I feel really silly asking this question, but....
I'm trying to prove the identity $$ \mathscr{L}_{fX}\omega \;\; =\;\; f\mathscr{L}_X\omega - \omega(X)df $$
for $f \in C^\infty(M), \; X \in \mathcal{X}(M),$ and $\omega \in \Lambda^1(M)$. My approach is to take a vector field $Y$ on $M$ and exploit the fact that the Lie derivative commutes with contraction: \begin{eqnarray*} \mathscr{L}_{fX}\left [ C(Y\otimes \omega)\right ] & = & C \left [(\mathscr{L}_{fX}Y) \otimes \omega + Y\otimes (\mathscr{L}_{fX}\omega)\right ] \\ fX\left[\omega(Y)\right ] & = & \omega\left ([fX, Y]\right ) + \left (\mathscr{L}_{fX}\omega\right )(Y)\\ \longrightarrow \left (\mathscr{L}_{fX}\omega\right )(Y) & =& fX\left[\omega(Y)\right ] - \omega\left ([fX, Y]\right ). \end{eqnarray*}
I have no trouble showing that $\mathscr{L}_X\omega(Y) = X\omega(Y) - \omega([X,Y])$, and I also can compute
$$ [fX,Y] \;\; = \;\; f[X,Y] - df(Y)X. $$
However, plugging this back into my Lie derivative formula yields: \begin{eqnarray*} \left (\mathscr{L}_{fX}\omega\right )(Y) & =& fX\left[\omega(Y)\right ] - \omega\left ([fX, Y]\right ) \\ & = & fX\left[\omega(Y)\right ] - f\omega([X,Y]) + \omega(X)df(Y) \\ & = & f\left (\mathscr{L}_X\omega\right )(Y) + \omega(X)df(Y). \end{eqnarray*}
Where is the source of my minus-sign error?
Your computation is correct; it's the identity you're trying to prove that's wrong.
You mentioned in a comment that this formula is found in "Morianu and O'Neill" -- I think you must have been referring to Andrei Moroianu's Lectures on Kähler Geometry and Barrett O'Neill's Semi-Riemannian Geometry.

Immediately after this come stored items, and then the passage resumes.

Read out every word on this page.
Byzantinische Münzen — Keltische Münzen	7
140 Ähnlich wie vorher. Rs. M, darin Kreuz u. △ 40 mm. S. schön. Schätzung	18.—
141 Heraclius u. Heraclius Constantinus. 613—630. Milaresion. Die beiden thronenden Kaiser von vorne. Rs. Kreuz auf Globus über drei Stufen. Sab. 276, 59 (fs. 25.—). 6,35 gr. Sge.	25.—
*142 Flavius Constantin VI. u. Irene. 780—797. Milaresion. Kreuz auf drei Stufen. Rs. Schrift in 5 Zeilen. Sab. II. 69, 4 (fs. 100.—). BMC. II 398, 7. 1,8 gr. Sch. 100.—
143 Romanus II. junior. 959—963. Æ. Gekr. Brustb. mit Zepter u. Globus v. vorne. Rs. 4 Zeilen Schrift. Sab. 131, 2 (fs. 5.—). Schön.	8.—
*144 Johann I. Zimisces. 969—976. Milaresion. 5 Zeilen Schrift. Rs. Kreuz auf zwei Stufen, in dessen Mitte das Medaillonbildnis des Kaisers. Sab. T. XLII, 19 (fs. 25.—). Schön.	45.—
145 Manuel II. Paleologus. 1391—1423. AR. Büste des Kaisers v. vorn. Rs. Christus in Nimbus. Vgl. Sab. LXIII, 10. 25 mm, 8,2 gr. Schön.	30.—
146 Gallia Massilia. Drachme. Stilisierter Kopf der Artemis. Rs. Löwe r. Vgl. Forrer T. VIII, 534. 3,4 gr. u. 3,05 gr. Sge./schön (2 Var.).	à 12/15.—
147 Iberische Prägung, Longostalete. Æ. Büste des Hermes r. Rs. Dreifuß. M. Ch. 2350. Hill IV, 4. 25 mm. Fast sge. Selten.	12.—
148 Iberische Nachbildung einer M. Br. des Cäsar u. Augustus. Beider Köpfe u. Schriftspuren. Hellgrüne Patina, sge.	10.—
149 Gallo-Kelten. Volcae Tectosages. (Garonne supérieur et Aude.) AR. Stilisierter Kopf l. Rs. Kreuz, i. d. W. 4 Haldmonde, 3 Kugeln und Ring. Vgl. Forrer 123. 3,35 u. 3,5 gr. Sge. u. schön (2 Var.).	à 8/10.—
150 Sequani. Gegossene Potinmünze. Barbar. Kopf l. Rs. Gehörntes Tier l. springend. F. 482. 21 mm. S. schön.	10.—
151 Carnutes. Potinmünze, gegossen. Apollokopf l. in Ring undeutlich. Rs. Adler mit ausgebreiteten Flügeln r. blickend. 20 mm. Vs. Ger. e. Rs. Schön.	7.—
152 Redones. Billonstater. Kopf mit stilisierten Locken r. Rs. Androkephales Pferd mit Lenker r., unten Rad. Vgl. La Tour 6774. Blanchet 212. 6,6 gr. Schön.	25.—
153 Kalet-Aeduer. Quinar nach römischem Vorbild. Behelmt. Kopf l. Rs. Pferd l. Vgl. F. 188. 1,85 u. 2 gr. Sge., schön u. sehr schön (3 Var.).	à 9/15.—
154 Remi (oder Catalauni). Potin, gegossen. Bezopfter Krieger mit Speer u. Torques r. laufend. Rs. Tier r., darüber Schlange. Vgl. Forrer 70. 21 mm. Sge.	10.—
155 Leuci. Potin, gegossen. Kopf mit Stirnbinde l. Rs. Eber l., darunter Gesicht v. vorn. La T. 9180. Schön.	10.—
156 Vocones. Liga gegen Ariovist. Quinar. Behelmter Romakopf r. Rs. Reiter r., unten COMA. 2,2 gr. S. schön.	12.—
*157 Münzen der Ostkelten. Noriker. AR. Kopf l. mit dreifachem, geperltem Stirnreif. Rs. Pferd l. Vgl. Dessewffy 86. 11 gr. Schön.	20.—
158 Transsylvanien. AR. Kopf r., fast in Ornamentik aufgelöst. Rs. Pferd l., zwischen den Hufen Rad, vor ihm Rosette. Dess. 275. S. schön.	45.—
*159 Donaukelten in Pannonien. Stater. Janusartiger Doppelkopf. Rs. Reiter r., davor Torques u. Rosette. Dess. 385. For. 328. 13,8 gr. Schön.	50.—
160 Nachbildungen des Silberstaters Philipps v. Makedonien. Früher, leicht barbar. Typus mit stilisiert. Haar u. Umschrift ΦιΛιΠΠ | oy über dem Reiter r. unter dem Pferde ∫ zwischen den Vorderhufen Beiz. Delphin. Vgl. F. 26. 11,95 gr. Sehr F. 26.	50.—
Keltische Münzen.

I checked both references -- it turns out that O'Neill has a slightly different (and correct) formula, while Moroianu has the same incorrect formula you gave.
I think I figured out why Moroianu made this mistake. It comes down to interpreting O'Neill's formula incorrectly.
Here's what O'Neill actually claimed (Exercise $11$(d) on page $53$): $$ L_{fX} = f\, L_X - \mathscr D_{X\otimes df} \text{ (notation as in Exercise 10).} $$ And Exercise $10$ explains that for an arbitrary $(1,1)$-tensor field $B$, the notation $\mathscr D_B$ refers to the tensor derivation whose action on $0$-tensors is trivial and whose action on vector fields is $Y\mapsto B(Y)$, where we interpret a $(1,1)$-tensor field as an endomorphism of the tangent bundle.
Now for the $(1,1)$-tensor $B=X\otimes df$, the action of $\mathscr D_B$ on vector fields is $Y \mapsto df(Y) X$. Moroianu seems to have incorrectly (and very understandably, I might add) assumed that its action on $1$-forms is $\omega \mapsto \omega(X) df$. However, since we're extending $\mathscr D_B$ to act on all tensor fields as a derivation, this is incorrect. Notice that since $\mathscr D_B$ acts trivially on $0$-tensors, is a derivation with respect to tensor product, and commutes with contractions, we have \begin{align*} 0 &= \mathscr D_B(\omega(Y))\\ &= \mathscr D_B (\text{tr}(\omega\otimes Y)) \\ &= \text{tr}(\mathscr D_B(\omega\otimes Y))\\ &= \text{tr}\big(\mathscr D_B(\omega) \otimes Y + \omega \otimes \mathscr D_B(Y)\big)\\ &= \mathscr D_B(\omega)(Y) + \omega ( B(Y )), \end{align*} from which it follows that $\mathscr D_B(\omega)(Y) = - \omega(B(Y))$.
In particular, this implies $$ \mathscr D_{X\otimes df}(\omega)(Y) = - \omega(\mathscr D_{X\otimes df}(Y) ) = - \omega( df(Y) X ) = - \omega(X) df(Y), $$ or more succinctly $\mathscr D_{X\otimes df}(\omega)= - \omega(X) df$. Combining this with the formula O'Neill stated yields the formula you proved.
(A somewhat simpler way to do the proof, by the way, is to use Cartan's magic formula.)